約60年ぶりの改正となった新しい米国特許法。2013年春から運用が本格化する。前回の記事「『真の発明者は誰?』、長き争いに終止符」で説明したように最も象徴的なのは、「先発明主義」から「先願主義」への大転換。他にも新制度は多い。いずれも、他の国々の特許制度と調和することを目指した制度変更だ。ただ、これらの変更点を詳細に見ると“米国流”の先願主義が見えてくる。

 先発明主義から先願主義ヘの移行と並ぶ、もう一つの大きな制度変更は、登録された特許の権利を確認する異議申し立て制度を多様化したことだ。特許登録後の特定期間に、その特許が無効であると米特許商標庁(USPTO)に申し出られる複数の制度を新設した。つまり、競合他社が取得した特許を無効化する手段が増えたのだ。

 従来も再審査の制度はあったが、費用や期間の面で使いにくいとの声が多かった。今回、選択肢が増えたことで「裁判になる前にUSPTOでケリをつけられるのはメリット」(NEC 知的財産開発推進部 部長の大石達也氏)。今後はUSPTOでの手続きで、特許を巡る係争の結論が短期間に出るケースは増えそうである。

 制度新設の背景には、米国で多発する特許訴訟がある。米国ではこの数年、連邦地方裁判所での特許訴訟が年間2700~2900件と高水準で推移している。これは1990年代の訴訟件数に比べ、5割前後も多い規模感だ。
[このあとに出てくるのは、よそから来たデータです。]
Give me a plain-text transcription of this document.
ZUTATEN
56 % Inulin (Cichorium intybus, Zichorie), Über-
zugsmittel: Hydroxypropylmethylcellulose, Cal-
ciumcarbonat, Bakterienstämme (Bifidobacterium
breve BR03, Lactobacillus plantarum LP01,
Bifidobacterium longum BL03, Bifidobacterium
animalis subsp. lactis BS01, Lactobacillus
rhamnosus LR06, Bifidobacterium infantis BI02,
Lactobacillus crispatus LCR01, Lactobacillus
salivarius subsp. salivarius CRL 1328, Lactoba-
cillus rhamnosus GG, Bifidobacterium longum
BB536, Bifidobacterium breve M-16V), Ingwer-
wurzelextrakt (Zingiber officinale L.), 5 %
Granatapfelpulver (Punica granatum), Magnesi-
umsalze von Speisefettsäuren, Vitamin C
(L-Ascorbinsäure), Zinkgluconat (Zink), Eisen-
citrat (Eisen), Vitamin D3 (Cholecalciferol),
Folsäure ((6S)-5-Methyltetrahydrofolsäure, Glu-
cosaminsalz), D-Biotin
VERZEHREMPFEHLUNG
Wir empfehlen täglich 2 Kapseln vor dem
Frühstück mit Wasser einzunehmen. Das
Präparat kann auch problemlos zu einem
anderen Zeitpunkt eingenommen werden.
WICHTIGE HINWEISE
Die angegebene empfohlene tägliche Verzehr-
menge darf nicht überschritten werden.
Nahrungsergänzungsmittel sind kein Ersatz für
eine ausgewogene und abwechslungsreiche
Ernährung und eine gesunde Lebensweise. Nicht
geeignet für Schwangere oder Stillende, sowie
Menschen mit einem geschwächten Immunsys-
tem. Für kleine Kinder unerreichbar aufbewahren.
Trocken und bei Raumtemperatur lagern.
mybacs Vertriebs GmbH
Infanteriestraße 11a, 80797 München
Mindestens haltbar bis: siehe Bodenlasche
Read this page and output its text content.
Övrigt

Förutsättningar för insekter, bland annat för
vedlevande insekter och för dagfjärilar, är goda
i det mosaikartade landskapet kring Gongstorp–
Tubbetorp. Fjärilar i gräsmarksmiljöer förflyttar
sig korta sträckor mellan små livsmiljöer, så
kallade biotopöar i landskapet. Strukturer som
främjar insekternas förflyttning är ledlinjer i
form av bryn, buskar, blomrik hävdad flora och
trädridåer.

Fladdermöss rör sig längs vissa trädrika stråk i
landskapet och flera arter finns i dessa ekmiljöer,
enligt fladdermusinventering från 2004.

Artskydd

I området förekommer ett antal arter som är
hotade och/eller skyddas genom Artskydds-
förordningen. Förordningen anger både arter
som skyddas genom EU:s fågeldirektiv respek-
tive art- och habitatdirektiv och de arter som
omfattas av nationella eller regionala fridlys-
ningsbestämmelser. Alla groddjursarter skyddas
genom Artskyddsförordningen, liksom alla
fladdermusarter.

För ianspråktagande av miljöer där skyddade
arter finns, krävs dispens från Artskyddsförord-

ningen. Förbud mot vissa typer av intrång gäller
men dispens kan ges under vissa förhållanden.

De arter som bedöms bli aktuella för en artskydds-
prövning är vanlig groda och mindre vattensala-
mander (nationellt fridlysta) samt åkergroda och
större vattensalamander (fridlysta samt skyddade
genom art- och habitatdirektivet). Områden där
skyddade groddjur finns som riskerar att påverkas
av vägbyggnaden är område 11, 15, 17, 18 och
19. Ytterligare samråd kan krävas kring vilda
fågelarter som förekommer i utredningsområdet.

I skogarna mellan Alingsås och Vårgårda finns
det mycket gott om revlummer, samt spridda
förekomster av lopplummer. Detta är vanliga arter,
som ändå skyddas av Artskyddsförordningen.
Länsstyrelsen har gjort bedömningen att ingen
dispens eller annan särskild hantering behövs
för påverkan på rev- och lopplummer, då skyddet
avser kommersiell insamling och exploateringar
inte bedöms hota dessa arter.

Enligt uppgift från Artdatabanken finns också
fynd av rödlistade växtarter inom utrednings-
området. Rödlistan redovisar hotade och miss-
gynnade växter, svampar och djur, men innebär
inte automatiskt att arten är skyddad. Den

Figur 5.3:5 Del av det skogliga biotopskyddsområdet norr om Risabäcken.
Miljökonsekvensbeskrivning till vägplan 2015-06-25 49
「この係争解決の負荷を司法(裁判所)から行政(USPTO)に移すことが、制度新設の大きな目的」(RYUKA国際特許事務所 外国技術部 ゼネラルマネージャの大庭健二氏)という。

権利の濫用を防ぐ

 多発する特許訴訟は、企業にとっても大きな負担になっている。特許訴訟では、弁護士費用などを含め1件当たり10億円単位の費用が掛かるといわれる。地裁からCAFCまで判決が長引けば、4~6年ほどと長い訴訟期間を覚悟する必要がある。「米国の知財訴訟は不確定要素が多く、損害賠償額も破格」と、米国知財に詳しいFinnegan,Henderson,Farabow,Garrett & Dunner東京事務所 弁護士の吉田直樹氏は指摘する。

 米Apple社と韓国Samsung Electronics社の間で争われ、注目を集めているスマートフォン関連の訴訟のように大手企業同士が特許について争う例はもとより、製品化せずに特許だけを保有する企業による大手企業を狙った訴訟提起も増えている。

 この中には、いわゆる「パテント・トロール」と呼ばれる企業群による訴訟が多く含まれる。「正当な権利の主張以上に、権利を濫用するケースも多い。特にエレクトロニクス関連業界は、権利濫用のケースに困っていた」(吉田氏)という実情がある。すべてが濫用ではないとしても、大手企業から巨額の和解金を引き出すための“投資対象”と特許を捉える活動が多いことは確かだ。